A la source du blocage du conflit, la difficulté à négocier
Les deux syndicats de magistrats (Syndicat Autonome de la Magistrature – SAM -, et le Syndicat Libre de la Magistrature – SYLIMA) ont adopté une motion de grève illimitée en aout 2018. Cette grève, qui fait suite à la décision du Ministre des Finances d’ordonner le non-paiement des salaires des magistrats grévistes, occulte néanmoins les causes initiales du mouvement de protestation. Celles-ci font l’objet d’un rappel dans une communication officielle des deux syndicats, datée du 10 septembre : le conflit actuel n’est que la suite d’une très longue demande de réajustement de la grille indiciaire sur laquelle des conversations entre les syndicats et l’exécutif se sont tenues depuis la rentrée judiciaire 2016. Pire encore, dans un accord de conciliation partielle, le pouvoir et les syndicats étaient tombés d’accord sur une revalorisation des indemnités de judicature et de logement ainsi qu’une augmentation des salaires de quelques points. La suite, ce devait être l’examen par les députés maliens, des revendications des magistrats lors d’une session de 2017. Sans résultats. En novembre 2017, le conflit s’envenime quand les magistrats s’inquiètent de la disparation de deux de leurs collègues sans émotion du pouvoir exécutif. Une grève, pour exiger une intervention, est décidée. Après l’ouverture tardive de consultations sur la sécurisation des personnels de la justice, le gouvernement s’était engagé à mettre en œuvre un plan de dotation en ce sens. N’ayant constaté aucune action allant dans le sens d’un respect des engagements pris, les magistrats ont déclenché une grève illimitée à la mi-juillet.

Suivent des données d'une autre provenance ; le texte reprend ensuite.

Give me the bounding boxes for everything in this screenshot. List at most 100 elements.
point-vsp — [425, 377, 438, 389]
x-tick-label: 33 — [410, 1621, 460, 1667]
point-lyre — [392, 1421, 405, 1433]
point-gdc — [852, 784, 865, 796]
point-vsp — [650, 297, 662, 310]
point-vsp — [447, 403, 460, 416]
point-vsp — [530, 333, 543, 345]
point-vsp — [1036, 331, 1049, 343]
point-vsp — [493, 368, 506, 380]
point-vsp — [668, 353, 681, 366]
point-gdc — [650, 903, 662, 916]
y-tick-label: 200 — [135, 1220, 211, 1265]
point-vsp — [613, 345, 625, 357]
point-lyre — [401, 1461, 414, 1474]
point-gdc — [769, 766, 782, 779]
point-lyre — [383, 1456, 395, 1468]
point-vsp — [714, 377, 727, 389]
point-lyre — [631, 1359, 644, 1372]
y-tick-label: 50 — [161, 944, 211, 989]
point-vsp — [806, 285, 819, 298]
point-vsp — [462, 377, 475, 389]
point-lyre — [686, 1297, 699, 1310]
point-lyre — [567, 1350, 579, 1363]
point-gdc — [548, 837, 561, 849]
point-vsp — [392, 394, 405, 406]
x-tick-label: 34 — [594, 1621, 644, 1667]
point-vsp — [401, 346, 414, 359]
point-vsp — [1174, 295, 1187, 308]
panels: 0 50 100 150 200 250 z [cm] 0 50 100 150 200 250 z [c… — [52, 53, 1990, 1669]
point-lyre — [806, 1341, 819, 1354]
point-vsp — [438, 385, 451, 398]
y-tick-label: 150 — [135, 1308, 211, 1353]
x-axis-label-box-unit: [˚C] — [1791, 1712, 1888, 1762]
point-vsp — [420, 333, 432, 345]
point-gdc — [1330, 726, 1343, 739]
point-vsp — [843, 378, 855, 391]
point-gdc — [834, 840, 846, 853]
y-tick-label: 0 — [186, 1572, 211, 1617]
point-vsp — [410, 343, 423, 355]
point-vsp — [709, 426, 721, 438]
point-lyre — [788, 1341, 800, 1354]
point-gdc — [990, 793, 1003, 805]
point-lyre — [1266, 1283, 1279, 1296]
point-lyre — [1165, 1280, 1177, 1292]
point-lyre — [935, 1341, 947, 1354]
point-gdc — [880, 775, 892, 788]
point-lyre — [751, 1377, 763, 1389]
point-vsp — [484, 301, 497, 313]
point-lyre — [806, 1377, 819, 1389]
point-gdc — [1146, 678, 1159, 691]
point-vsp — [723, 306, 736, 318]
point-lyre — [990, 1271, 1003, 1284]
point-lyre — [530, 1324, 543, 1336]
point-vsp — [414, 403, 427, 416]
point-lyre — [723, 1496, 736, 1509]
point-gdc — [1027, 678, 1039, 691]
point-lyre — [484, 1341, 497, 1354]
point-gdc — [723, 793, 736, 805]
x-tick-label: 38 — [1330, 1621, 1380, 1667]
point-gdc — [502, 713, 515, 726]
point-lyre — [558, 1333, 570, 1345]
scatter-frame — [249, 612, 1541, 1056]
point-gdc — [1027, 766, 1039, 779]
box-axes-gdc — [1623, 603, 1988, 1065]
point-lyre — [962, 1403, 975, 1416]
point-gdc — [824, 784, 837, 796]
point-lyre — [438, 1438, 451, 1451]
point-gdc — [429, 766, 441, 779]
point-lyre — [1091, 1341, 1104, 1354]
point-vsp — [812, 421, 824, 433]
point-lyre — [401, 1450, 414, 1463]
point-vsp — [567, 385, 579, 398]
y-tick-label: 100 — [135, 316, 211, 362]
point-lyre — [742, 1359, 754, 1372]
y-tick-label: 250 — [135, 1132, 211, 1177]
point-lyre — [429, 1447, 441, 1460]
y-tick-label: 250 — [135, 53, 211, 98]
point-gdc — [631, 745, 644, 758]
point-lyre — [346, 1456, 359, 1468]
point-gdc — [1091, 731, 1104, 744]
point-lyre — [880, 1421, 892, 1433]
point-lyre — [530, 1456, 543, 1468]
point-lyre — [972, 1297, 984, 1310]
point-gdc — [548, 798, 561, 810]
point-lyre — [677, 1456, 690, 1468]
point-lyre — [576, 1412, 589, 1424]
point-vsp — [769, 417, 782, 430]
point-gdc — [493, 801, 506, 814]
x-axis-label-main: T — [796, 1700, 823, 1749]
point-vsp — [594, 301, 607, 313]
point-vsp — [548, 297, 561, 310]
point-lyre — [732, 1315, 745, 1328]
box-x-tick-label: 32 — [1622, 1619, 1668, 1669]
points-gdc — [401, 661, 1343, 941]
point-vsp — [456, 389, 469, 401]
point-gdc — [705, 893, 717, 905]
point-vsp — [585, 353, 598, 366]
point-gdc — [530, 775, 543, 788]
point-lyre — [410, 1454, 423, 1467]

Ce conflit bloqué par la radicalisation des discours de part et d’autre, est la traduction d’une difficulté plus grande à négocier la résolution de problèmes sociaux.
Cette difficulté, née des engagements adoptés pour faciliter la reprise du fonctionnement de l’Etat et de la complexité à tenir des promesses dans un délai acceptable, sert de lit à un conflit qui s’enlise dans une difficulté que les parties prenantes ne pourront résoudre seules tant la confiance dans la capacité à tenir ses engagements est fragilisée.
Une question demeure en suspens : quelle forme prendra la sortie de cette crise complexe ?
Piste 1 : Une médiation, oui, mais dans quelles conditions ?
Les Maliennes et les Maliens le savent mieux que la plupart, les conflits sont toujours relationnels. Les résoudre tient donc de la capacité à déterminer la personne, ou le groupe, qui peut agir comme médiateur. Mais vers qui se tourner dans le cas de ce conflit ? Plusieurs personnalités et plusieurs groupes semblent prêts à prendre ce rôle. Du côté de la société civile, l’Association Malienne des Droits de l’Homme (AMDH) et surtout le Groupement Spirituel des Leaders Religieux, conduit par Cherif Ousmane Madani Haidara, ont tenté de jouer ce rôle sans succès pour le moment.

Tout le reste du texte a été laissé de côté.